The above code should be relatively easy to follow if you compare it with the original PyTorch implementations. Triton abstracts a lot of stuff that’s happening under-the-hood. The most tricky thing about converting the PyTorch functions to Triton kernels is handling handling the “previous diagonal value” problem. Thinking in CUDA terms, each of our $T_j$ values are being processed in separate threads, each of which we will denote $j$ , over $T_i$ timesteps, each of which we will denote $i$ . A given value for node $(i, j)$ depends on the values for $(i - 1, j)$ and $(i - 1, j - 1)$ . We don’t have to worry about the value $(i - 1, j)$ since that value was computed in the same thread, but we do have to worry about the value $(i - 1, j - 1)$ because it was computed in a different thread, meaning we will have to communicate between threads.

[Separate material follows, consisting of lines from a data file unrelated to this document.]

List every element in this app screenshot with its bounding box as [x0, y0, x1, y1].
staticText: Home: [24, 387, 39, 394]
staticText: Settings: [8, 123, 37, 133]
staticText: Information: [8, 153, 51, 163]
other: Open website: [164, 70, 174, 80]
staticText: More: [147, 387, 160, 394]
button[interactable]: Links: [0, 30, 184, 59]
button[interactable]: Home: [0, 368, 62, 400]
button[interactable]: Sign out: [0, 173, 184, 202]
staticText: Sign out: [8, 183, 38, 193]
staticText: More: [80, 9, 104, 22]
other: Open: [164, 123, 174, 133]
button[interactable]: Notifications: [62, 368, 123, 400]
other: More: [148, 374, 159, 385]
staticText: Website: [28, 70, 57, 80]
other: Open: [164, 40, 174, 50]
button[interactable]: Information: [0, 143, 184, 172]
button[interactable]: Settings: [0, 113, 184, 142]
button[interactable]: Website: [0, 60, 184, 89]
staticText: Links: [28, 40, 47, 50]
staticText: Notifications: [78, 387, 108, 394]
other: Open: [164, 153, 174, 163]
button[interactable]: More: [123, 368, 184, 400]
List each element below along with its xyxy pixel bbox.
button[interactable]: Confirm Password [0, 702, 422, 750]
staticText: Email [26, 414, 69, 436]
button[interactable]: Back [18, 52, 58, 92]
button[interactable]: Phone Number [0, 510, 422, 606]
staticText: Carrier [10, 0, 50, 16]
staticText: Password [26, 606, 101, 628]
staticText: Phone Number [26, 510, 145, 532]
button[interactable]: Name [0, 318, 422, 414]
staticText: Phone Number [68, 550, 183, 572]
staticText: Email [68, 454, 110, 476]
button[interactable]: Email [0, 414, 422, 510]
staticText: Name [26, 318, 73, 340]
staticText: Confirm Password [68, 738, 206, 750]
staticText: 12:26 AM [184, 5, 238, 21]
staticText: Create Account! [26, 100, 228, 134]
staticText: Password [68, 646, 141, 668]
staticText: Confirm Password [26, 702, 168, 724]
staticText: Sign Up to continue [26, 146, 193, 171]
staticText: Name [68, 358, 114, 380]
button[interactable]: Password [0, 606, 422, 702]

In my mental model of Triton, it should handle this inter-thread communication for us. If we were doing this in CUDA, we keep our values in shared memory, and use __syncthreads() after writing to shared memory to ensure that we don’t have any synchronization issues. This depends on our block size being larger than $T_j$ , but this is a reasonable expectation because we expect $T_i >> T_j$ for most problems we deal with. The CUDA kernels above will probably have some unexpected behavior for longer sequence lengths.